Dez anos depois, estamos de volta à BR-230 e o pedágio já não existe mais. A cobrança forçada foi extinta depois da chamada “Batalha de Humaitá”, cidade banhada pelo rio Madeira. É a penúltima parada antes do fim da Transamazônica.
Em frente à sede da Funai, sete anos depois da revolta da população, carcaças de uma embarcação e carros queimados ainda estão expostos. São as marcas dos dias mais tensos nesta região. O desaparecimento e morte de três moradores provocaram uma intensa revolta entre comerciantes e moradores de Humaitá contra os índios Tenharim.
O clima de confronto chegou ao pico depois de uma sucessão de episódios violentos. Em dezembro de 2013, o cacique Ivan Tenharim morre num acidente de moto na Transamazônica. Dias depois, três homens que viajam pela BR-230 no mesmo carro somem perto da área indígena. Os Tenharim são apontados como culpados pelo crime.
"Eles queriam vingar a morte do cacique deles. O que eles fizeram na verdade foi uma vingança com três pais, três homens de família e totalmente inocentes de tudo. Totalmente inocentes. Eles não tinham nada a ver com isso. Eram homens de bem, trabalhadores, inclusive homens que ajudavam eles." O desabafo vem da técnica de enfermagem Célia Lucia dos Santos Leal, esposa de Aldeney Ribeiro Salvador, uma das três vítimas.
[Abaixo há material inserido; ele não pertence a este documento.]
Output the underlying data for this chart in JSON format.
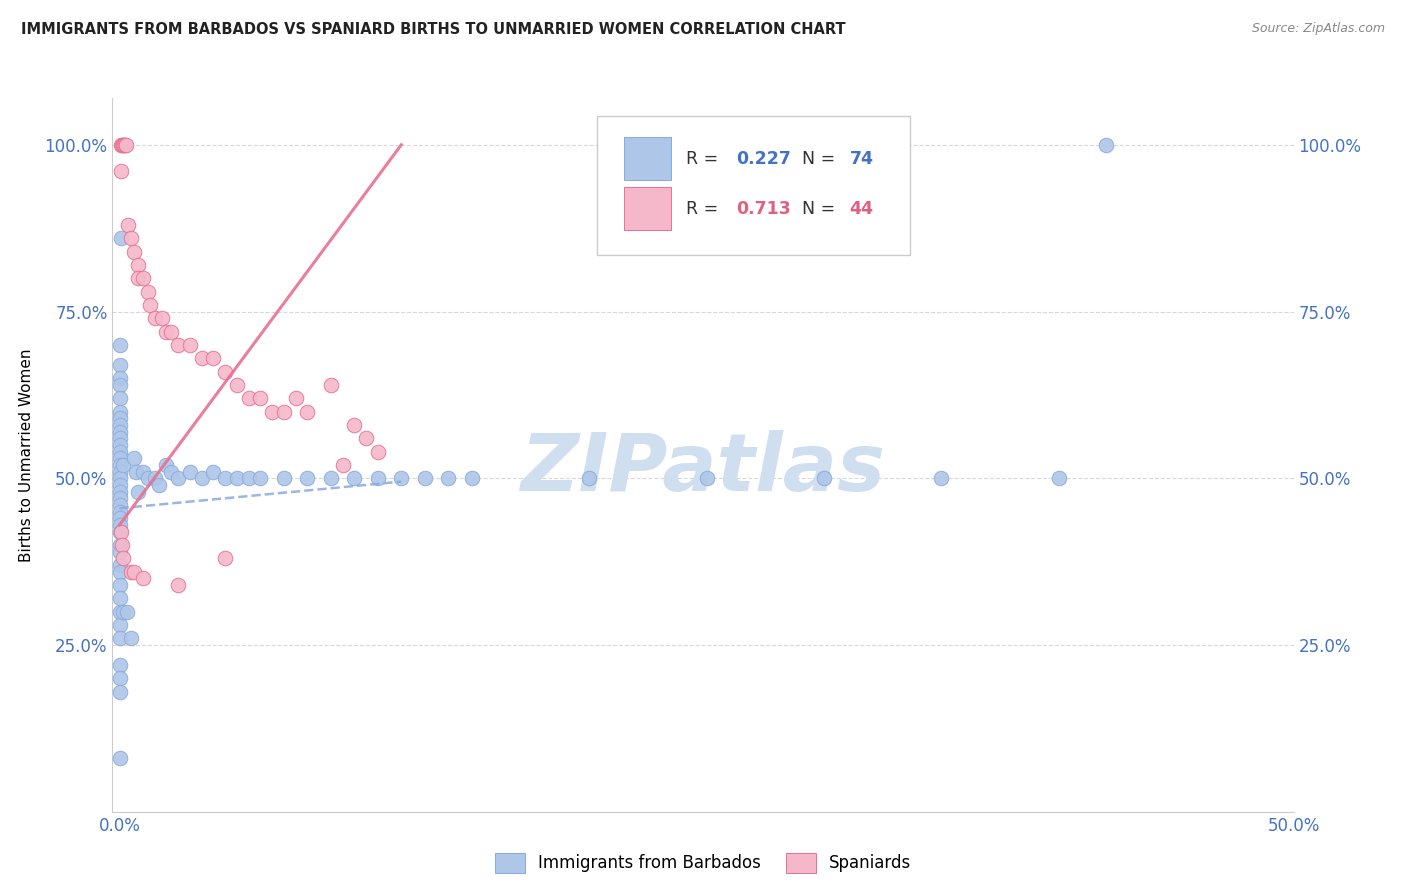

Luciano Ferreira Freire e Steff Pinheiro também estavam no lugar errado, na hora errada. Os corpos foram encontrados só em fevereiro de 2014, numa cova em uma das aldeias dos Tenharim. A Polícia Federal prendeu cinco índios, considerados suspeitos. Mas eles foram soltos e, até hoje, não foram julgados.
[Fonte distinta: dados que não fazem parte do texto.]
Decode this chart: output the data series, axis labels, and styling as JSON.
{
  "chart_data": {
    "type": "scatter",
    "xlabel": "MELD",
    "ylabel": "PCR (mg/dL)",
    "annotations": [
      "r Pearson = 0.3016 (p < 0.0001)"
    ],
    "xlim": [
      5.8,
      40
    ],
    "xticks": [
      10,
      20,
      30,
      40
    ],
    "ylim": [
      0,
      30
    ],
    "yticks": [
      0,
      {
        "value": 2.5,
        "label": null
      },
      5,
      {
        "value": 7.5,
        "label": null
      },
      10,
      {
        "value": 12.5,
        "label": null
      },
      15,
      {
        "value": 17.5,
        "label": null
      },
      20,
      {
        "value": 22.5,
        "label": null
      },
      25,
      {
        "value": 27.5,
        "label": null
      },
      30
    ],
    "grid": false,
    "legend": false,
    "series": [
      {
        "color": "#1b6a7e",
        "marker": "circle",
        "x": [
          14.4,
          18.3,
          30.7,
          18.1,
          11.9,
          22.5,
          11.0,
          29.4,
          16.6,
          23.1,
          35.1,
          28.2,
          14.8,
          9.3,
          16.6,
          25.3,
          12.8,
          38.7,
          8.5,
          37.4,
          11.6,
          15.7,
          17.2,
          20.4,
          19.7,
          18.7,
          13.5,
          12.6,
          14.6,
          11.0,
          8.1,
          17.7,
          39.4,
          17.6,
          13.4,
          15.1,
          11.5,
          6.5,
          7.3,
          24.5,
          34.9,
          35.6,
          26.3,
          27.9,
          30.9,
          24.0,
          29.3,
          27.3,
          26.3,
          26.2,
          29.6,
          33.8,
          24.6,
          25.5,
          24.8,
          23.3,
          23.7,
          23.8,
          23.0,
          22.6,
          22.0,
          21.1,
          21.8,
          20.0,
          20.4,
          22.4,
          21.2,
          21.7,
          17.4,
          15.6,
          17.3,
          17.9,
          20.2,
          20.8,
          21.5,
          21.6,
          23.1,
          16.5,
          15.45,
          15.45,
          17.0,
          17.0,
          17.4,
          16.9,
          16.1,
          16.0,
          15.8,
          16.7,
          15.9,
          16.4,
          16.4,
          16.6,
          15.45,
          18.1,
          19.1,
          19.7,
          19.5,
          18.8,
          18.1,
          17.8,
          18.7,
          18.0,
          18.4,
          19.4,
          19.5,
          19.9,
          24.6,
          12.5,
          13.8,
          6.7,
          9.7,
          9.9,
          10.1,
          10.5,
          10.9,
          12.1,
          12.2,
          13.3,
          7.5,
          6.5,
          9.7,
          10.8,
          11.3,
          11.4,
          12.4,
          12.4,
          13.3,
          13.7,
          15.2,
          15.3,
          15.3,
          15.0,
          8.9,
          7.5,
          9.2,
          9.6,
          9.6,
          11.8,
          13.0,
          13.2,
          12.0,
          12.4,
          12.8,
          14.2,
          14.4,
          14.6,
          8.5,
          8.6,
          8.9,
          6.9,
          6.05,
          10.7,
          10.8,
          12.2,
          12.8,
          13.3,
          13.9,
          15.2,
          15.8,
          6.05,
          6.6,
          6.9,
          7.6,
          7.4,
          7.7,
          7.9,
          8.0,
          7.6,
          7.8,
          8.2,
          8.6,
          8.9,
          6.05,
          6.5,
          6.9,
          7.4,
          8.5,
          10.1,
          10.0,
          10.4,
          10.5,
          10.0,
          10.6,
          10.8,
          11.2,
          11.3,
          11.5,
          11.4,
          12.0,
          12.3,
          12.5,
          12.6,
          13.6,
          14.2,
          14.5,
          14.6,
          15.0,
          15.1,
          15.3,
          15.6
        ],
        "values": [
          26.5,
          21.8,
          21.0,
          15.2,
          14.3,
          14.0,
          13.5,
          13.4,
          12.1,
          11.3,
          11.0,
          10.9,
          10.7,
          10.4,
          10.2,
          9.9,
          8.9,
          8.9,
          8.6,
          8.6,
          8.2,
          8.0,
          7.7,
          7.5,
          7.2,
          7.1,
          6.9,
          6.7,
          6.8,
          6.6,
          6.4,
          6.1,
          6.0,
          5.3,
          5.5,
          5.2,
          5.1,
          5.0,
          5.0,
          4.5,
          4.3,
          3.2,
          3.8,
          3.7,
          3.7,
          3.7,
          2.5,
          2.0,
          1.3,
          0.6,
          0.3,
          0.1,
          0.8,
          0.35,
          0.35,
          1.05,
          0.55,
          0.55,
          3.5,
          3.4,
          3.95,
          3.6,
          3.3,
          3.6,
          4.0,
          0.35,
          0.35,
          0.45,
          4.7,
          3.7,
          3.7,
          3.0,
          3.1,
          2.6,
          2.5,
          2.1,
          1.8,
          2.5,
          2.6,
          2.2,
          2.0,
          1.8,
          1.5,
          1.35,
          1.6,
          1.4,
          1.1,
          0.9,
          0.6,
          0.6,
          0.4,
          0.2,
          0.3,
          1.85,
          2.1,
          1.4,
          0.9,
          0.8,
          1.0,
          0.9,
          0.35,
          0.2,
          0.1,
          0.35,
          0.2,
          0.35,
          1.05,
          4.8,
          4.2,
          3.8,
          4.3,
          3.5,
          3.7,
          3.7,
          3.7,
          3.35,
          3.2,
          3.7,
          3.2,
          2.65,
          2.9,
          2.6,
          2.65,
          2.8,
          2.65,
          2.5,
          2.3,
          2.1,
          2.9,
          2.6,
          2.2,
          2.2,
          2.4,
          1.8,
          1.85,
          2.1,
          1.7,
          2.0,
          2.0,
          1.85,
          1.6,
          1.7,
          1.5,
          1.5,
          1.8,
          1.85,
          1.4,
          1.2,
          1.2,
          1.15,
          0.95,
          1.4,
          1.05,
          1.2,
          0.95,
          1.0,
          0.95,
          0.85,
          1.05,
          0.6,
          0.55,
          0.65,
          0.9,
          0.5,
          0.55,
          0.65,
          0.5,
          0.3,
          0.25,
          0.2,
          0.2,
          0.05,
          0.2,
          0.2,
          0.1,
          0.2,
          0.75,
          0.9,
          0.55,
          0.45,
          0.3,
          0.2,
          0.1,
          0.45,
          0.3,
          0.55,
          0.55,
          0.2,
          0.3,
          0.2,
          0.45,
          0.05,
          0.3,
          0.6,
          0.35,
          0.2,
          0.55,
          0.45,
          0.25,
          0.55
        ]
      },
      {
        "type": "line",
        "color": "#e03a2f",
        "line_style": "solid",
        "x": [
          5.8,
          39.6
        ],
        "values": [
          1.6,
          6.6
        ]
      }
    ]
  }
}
"No fundo do meu coração, eu acho que os índios na verdade eles são muito protegidos por lei, entendeu? Por isso que não houve justiça. Porque se fosse um de nós, brancos, a justiça seria bem severa.", diz Célia.
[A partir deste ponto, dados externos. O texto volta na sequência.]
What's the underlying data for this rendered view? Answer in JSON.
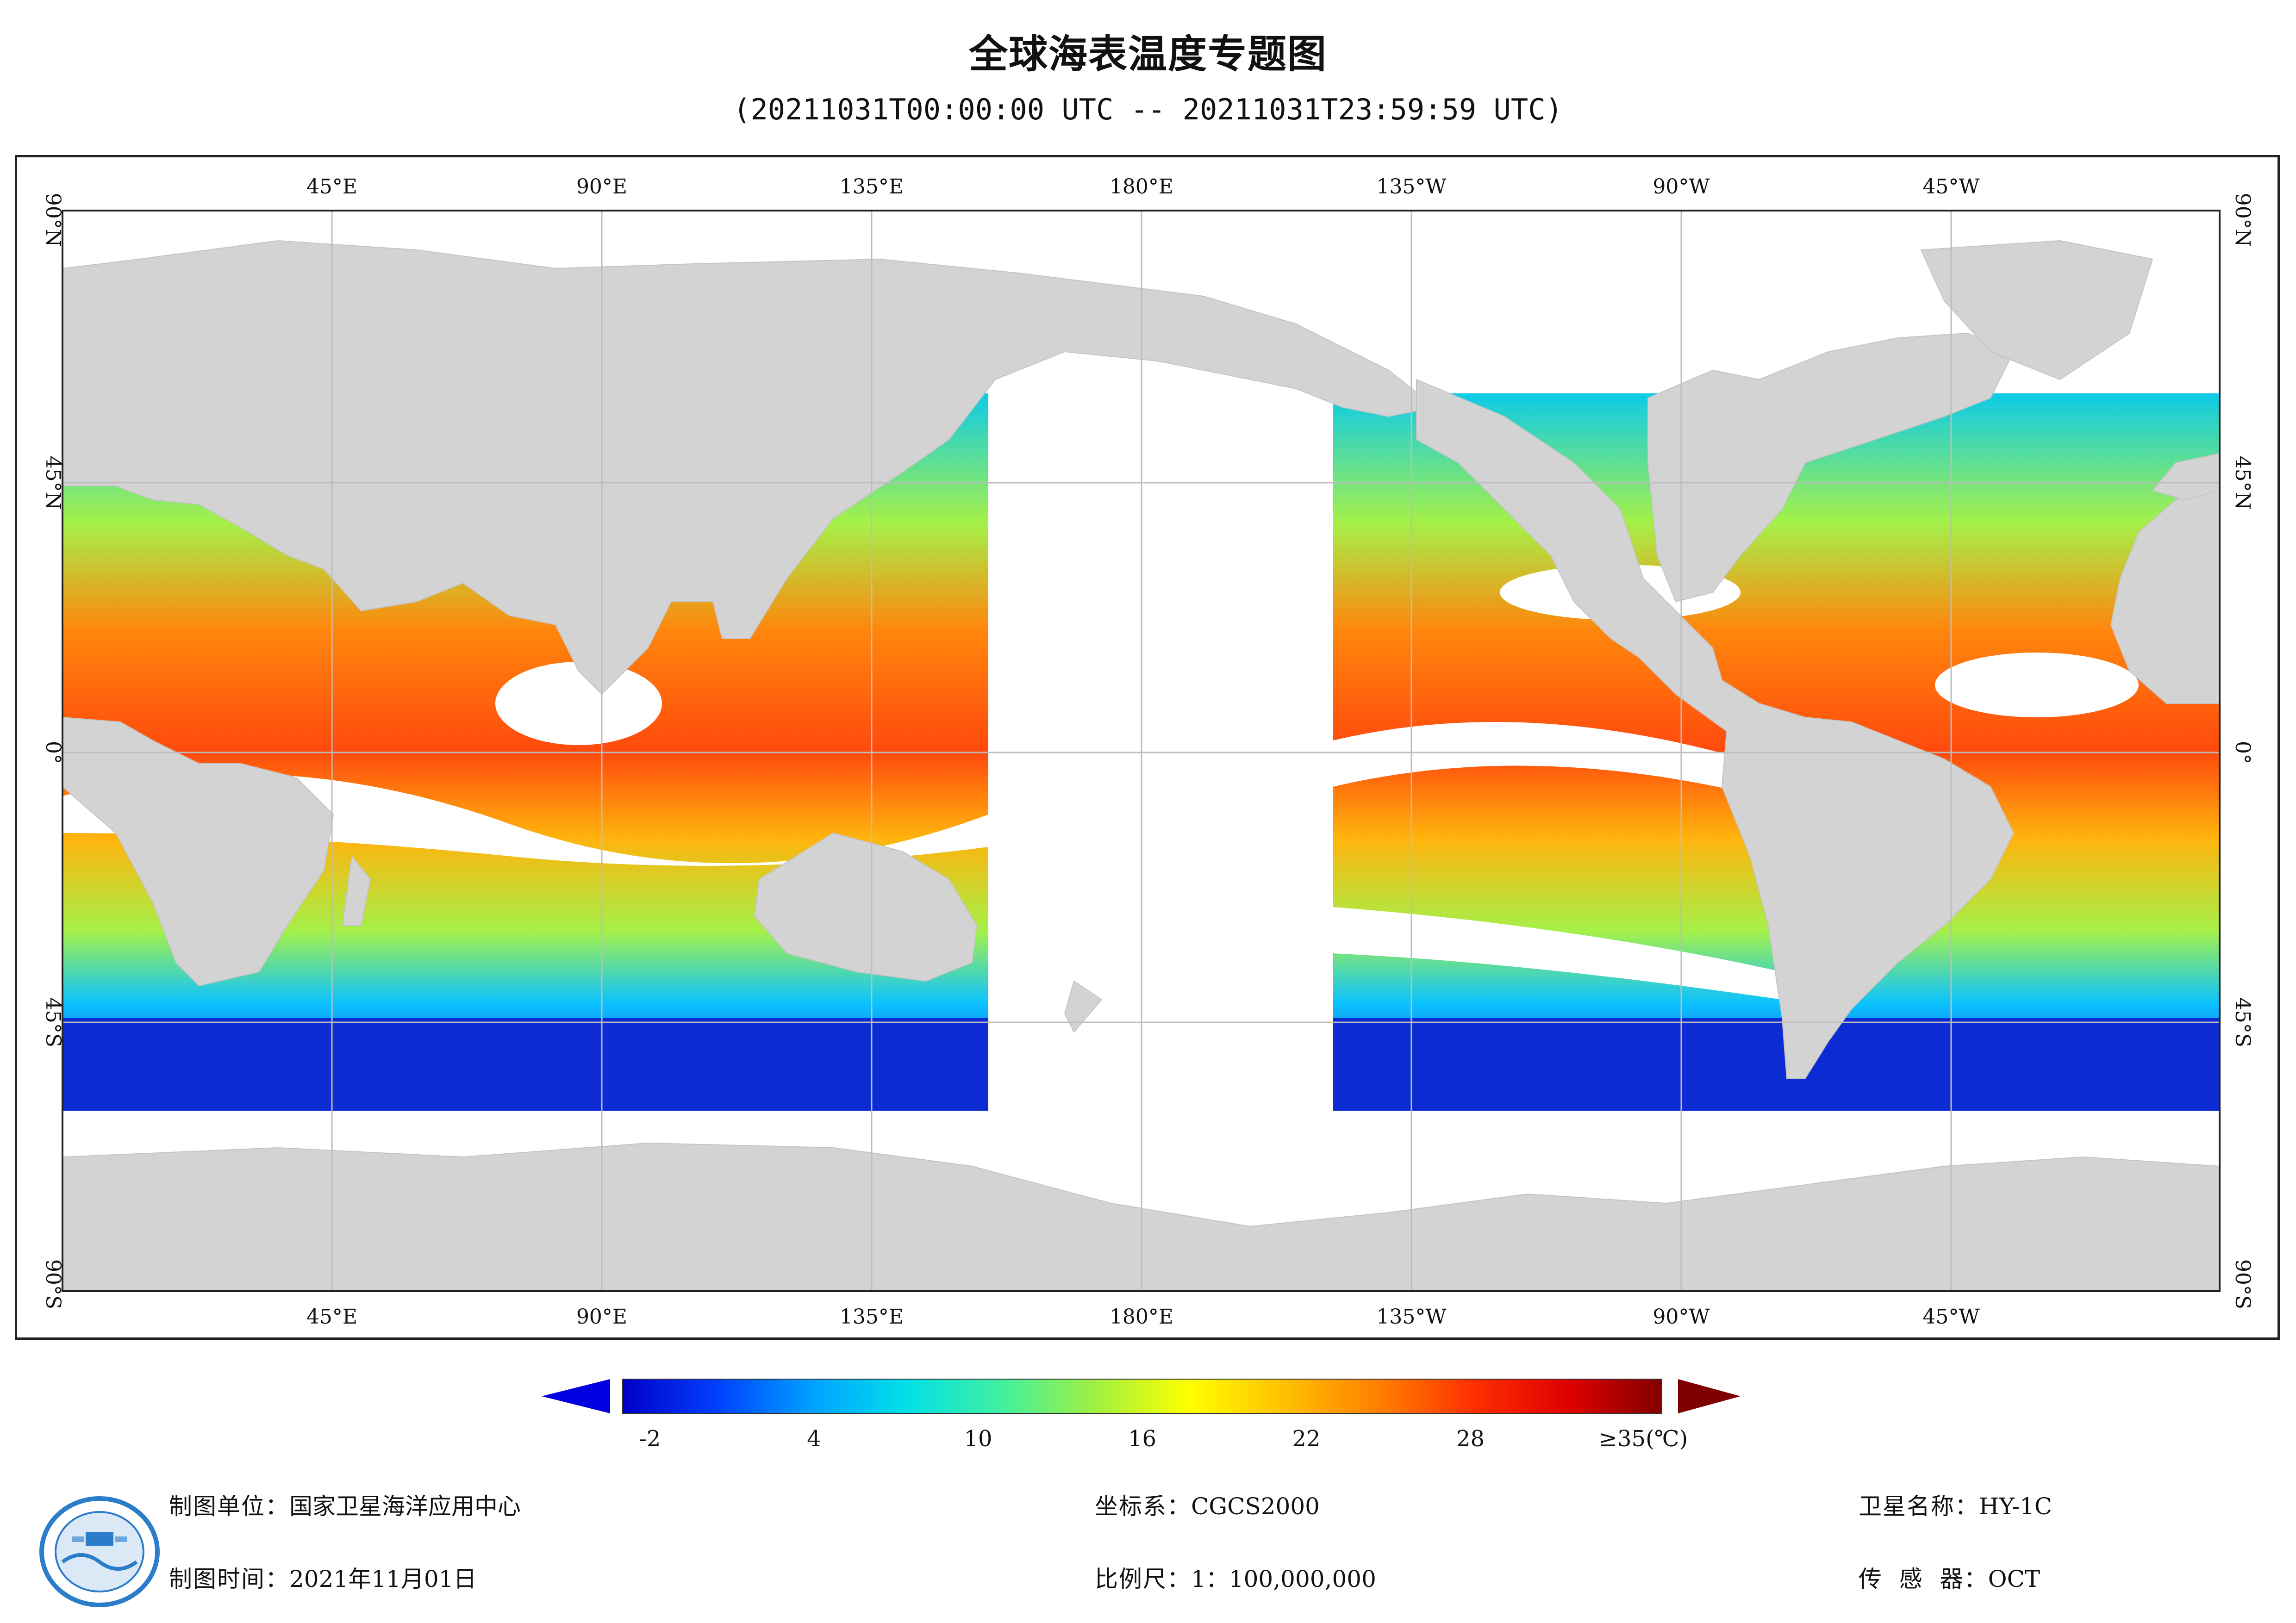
{
  "title": "全球海表温度专题图",
  "subtitle": "(20211031T00:00:00 UTC -- 20211031T23:59:59 UTC)",
  "map": {
    "top_lon_labels": [
      "45°E",
      "90°E",
      "135°E",
      "180°E",
      "135°W",
      "90°W",
      "45°W"
    ],
    "bottom_lon_labels": [
      "45°E",
      "90°E",
      "135°E",
      "180°E",
      "135°W",
      "90°W",
      "45°W"
    ],
    "lat_labels": [
      "90°N",
      "45°N",
      "0°",
      "45°S",
      "90°S"
    ],
    "land_color": "#d3d3d3",
    "no_data_color": "#ffffff",
    "grid_color": "#bdbdbd"
  },
  "colorbar": {
    "tick_labels": [
      "-2",
      "4",
      "10",
      "16",
      "22",
      "28",
      "≥35(℃)"
    ],
    "ticks_values": [
      -2,
      4,
      10,
      16,
      22,
      28,
      35
    ],
    "range": [
      -3,
      35
    ],
    "unit": "℃",
    "stops": [
      "#0000c8",
      "#0040ff",
      "#00a0ff",
      "#00e0e8",
      "#40f0a0",
      "#a0f040",
      "#ffff00",
      "#ffc000",
      "#ff8000",
      "#ff3000",
      "#e00000",
      "#800000"
    ],
    "under_color": "#0000e0",
    "over_color": "#800000"
  },
  "footer": {
    "org_label": "制图单位：",
    "org_value": "国家卫星海洋应用中心",
    "date_label": "制图时间：",
    "date_value": "2021年11月01日",
    "crs_label": "坐标系：",
    "crs_value": "CGCS2000",
    "scale_label": "比例尺：",
    "scale_value": "1：100,000,000",
    "satellite_label": "卫星名称：",
    "satellite_value": "HY-1C",
    "sensor_label": "传  感  器：",
    "sensor_value": "OCT",
    "logo_icon": "nsoas-logo-icon"
  }
}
Ariandra Delgado, de 16 anos, não consegue conter o choro enquanto conversa com a nossa equipe. Ela é filha de Luciano. Tinha 9 anos quando o pai foi viajar e nunca mais voltou. “Ele faz muita falta. Eu não consegui superar a morte dele ainda."
A adolescente reclama que a mobilização durante o período de comoção acabou e agora, em 2020, ninguém fala sobre a morte dos três. Frustrada, não esconde o sentimento de raiva pelos índios. "Aí, a gente passou pelas aldeias deles tudinho. Eles tavam tomando banho no rio. Eu chorei muito nesse dia."
O cacique Manoel Tenharim era cunhado do cacique Ivan, morto no acidente de moto. Nas aldeias, falar sobre o assassinato dos três homens é tabu. "Isso aí é que ninguém sabe mesmo”.
Ele atribui a reação dos moradores de Humaitá a outro motivo."(Eles) têm ódio da gente por causa da terra. Porque a terra nós ‘defende’ mesmo. É por isso que eles têm ódio de nós”, justifica.
O cacique ainda diz que se a indenização pela construção da Transamazônica não for paga em breve, a liderança dos Tenharim pensa em reativar o pedágio clandestino que tinha na BR-230.
Se isso acontecer, moradores de Humaitá prometem reagir e organizar uma nova revolta. Seria a reprise de um episódio doloroso para indígenas e a população de brancos.
Quem já sofreu muito em meio a este conflito, como Célia, prefere o caminho da lei. “Eu não quero vingança. Eu quero justiça”.